Além do afastamento preventivo da função pública, Mendonça determinou a proibição de saída do país e a apreensão do passaporte da delegada no prazo de 24 horas.
Segundo a investigação da PF, Valéria teria exercido papel relevante no fornecimento de informações sigilosas ao grupo investigado conhecido como “A Turma”, apontado pelos investigadores como estrutura que atuava em defesa dos interesses de Daniel Vorcaro.
A Polícia Federal também investiga o marido da delegada, Francisco José Pereira da Silva. Ele e Valéria são descritos pelos investigadores como uma espécie de “espiões” ligados ao banqueiro.
De acordo com a apuração, Valéria teria acessado, sem justificativa funcional, um inquérito conduzido pela Superintendência Regional da PF em São Paulo, apesar de estar lotada em Minas Gerais desde 2006 e não possuir atribuição formal relacionada ao procedimento investigativo.
Segundo a corporação, após acessar o inquérito, a delegada teria repassado informações ao policial federal aposentado Marilson Roseno da Silva, apontado como integrante do grupo ligado à família Vorcaro.
A PF afirma que os dados compartilhados permitiam identificar o objeto das investigações e pessoas efetivamente monitoradas pela operação.

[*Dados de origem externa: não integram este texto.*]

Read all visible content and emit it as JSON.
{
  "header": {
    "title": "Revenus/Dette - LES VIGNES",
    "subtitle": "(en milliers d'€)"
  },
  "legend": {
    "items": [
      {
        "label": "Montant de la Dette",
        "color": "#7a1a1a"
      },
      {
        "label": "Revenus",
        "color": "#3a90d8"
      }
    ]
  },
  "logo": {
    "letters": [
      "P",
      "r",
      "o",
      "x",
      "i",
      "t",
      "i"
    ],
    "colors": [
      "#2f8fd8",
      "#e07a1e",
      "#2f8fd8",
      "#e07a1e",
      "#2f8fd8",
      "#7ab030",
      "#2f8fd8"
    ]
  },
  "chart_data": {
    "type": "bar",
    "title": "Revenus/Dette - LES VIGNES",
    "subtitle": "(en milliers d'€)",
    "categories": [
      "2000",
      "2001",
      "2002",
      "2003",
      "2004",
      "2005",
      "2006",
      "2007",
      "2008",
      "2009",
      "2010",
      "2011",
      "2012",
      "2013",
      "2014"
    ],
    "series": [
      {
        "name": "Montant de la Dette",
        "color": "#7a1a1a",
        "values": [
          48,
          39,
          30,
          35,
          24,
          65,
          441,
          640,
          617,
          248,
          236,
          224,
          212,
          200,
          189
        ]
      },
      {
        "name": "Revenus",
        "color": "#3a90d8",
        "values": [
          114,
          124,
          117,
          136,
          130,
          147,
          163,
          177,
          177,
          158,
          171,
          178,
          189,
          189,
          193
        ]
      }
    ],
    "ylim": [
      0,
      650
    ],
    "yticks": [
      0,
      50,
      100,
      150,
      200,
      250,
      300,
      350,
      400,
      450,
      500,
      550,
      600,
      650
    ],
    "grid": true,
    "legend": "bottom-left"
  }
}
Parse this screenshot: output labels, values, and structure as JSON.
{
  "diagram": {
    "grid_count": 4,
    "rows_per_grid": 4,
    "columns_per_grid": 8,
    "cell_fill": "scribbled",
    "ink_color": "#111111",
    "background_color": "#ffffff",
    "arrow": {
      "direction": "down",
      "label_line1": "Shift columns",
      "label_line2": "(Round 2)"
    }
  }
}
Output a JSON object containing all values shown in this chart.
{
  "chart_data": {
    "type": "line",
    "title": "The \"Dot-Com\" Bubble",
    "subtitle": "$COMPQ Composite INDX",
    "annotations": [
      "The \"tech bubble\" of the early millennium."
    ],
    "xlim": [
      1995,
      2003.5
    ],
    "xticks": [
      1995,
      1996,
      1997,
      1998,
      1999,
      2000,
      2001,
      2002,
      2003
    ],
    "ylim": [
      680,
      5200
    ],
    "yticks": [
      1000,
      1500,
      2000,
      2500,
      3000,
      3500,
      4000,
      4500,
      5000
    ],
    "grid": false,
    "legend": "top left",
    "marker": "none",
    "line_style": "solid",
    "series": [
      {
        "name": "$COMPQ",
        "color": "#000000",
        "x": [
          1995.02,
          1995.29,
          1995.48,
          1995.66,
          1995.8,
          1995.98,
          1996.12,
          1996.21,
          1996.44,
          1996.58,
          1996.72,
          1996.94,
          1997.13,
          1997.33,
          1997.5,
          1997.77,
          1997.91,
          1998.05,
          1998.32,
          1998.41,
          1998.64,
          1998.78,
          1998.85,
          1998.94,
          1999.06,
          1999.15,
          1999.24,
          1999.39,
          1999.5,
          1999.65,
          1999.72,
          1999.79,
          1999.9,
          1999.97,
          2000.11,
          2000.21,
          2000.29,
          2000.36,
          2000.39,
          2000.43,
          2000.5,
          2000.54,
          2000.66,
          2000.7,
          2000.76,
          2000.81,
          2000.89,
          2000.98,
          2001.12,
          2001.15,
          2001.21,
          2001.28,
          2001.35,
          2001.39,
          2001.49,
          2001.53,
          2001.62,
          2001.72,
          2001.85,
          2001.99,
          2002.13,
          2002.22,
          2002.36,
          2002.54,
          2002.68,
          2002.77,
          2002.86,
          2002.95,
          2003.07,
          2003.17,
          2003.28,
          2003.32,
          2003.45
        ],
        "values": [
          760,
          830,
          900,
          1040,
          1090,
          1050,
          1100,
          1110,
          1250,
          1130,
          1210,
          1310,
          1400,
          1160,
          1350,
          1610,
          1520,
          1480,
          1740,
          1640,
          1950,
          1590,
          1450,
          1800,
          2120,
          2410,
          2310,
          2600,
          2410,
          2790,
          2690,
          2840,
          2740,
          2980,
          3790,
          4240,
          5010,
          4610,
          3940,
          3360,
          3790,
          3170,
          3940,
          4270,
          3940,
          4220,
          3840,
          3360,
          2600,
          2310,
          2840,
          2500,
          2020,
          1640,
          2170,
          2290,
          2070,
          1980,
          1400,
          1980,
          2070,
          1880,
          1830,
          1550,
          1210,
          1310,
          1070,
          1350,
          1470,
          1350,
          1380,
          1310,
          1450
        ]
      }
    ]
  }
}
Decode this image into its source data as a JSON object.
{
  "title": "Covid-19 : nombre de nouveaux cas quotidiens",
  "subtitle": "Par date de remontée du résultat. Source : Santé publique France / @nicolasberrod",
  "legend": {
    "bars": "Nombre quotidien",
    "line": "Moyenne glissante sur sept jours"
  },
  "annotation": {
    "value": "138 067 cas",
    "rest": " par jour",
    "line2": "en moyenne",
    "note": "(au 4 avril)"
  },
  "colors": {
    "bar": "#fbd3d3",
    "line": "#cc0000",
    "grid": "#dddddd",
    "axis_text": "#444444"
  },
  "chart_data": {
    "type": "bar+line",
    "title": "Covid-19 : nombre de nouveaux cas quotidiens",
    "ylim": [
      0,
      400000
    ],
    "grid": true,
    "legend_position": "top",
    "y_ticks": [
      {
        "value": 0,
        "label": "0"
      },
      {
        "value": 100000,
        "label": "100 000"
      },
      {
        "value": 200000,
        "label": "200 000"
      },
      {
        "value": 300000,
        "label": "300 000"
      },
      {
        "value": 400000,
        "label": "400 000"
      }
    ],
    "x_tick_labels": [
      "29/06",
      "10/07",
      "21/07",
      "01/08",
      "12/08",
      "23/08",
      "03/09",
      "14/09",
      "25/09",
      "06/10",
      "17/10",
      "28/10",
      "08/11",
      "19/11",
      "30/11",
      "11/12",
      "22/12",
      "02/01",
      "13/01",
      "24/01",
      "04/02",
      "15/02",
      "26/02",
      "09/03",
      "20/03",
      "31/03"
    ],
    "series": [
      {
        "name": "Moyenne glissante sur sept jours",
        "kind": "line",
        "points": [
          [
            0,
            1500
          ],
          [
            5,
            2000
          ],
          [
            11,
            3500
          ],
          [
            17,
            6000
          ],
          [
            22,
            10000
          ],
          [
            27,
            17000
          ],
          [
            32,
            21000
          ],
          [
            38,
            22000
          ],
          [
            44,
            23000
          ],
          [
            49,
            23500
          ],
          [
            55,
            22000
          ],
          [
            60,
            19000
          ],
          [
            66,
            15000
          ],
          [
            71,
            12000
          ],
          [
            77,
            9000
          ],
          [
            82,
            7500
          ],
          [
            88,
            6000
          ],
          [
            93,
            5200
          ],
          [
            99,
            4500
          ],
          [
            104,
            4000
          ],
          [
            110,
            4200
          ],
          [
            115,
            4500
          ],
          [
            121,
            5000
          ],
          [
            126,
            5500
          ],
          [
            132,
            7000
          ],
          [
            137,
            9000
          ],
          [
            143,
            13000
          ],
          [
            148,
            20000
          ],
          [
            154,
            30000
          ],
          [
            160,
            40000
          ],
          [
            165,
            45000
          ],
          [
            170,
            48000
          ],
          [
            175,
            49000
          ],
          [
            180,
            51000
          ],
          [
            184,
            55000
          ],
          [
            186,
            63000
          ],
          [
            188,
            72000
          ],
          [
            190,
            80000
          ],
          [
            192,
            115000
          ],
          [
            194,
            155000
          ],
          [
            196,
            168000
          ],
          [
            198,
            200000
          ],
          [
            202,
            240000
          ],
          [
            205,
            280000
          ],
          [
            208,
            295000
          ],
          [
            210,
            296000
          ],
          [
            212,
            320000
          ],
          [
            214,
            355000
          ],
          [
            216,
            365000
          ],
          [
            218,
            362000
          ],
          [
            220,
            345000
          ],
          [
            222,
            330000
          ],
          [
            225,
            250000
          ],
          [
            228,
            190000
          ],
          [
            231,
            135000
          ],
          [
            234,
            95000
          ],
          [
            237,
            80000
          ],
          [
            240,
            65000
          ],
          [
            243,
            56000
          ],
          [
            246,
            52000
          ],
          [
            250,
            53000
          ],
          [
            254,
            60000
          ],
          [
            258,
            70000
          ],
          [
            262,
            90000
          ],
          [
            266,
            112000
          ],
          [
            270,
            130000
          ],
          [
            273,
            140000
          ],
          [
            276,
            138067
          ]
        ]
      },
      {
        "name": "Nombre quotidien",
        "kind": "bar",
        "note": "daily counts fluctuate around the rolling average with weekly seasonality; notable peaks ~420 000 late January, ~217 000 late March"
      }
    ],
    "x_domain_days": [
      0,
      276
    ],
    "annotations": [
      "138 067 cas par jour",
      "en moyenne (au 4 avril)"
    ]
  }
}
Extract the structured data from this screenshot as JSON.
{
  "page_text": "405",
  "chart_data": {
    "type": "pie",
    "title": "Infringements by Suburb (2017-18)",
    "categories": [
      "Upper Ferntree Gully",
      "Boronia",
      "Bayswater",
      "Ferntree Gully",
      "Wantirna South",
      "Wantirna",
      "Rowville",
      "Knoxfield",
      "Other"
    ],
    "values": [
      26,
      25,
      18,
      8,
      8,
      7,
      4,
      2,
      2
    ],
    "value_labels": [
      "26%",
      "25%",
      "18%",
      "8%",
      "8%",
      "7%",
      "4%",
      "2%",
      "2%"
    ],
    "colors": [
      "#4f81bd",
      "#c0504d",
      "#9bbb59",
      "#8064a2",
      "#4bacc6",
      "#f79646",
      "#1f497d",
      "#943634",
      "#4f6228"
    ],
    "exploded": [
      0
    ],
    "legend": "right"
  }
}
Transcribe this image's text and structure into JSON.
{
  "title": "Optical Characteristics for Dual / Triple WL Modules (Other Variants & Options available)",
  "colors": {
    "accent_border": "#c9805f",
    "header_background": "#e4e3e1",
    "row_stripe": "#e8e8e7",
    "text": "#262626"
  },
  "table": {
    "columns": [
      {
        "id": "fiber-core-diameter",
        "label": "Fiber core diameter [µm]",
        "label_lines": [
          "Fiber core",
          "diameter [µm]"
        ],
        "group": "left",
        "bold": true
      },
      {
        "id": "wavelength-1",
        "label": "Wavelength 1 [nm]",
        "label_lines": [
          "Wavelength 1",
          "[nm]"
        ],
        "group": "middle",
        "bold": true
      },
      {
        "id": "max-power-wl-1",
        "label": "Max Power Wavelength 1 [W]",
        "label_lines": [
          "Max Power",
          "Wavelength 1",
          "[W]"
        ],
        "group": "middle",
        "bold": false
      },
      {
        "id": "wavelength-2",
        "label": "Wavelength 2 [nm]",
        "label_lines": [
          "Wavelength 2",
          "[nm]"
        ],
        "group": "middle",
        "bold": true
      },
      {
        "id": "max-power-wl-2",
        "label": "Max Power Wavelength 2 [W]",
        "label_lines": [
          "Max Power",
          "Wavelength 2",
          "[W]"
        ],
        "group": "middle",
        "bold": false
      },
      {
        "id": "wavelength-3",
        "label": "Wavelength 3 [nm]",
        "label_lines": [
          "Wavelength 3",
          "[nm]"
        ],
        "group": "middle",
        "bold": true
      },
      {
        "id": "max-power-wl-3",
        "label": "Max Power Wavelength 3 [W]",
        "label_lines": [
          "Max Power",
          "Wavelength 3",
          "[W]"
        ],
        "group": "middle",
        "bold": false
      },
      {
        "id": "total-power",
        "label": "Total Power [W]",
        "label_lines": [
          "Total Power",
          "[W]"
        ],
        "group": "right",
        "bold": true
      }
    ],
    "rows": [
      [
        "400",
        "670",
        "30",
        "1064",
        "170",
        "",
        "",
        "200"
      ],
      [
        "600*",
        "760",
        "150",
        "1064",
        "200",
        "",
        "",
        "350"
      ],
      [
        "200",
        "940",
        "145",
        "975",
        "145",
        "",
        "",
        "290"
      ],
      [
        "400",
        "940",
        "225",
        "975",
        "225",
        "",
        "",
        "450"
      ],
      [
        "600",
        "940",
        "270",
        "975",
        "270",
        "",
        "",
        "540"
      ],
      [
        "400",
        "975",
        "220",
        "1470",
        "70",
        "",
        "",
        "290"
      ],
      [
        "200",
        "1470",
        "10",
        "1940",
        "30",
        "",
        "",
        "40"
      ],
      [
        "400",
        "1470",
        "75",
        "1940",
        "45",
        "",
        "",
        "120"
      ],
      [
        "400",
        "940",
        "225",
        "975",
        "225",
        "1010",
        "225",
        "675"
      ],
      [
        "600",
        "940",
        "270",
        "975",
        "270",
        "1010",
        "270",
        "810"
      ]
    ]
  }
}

Os investigadores relatam que não localizaram comunicação direta entre Valéria e Marilson, mas sustentam que Francisco José Pereira da Silva teria atuado como intermediador para dificultar rastreamento da participação da delegada.
A operação apura suspeitas de violação de sigilo funcional, corrupção e organização criminosa relacionadas ao esquema investigado pela Compliance Zero.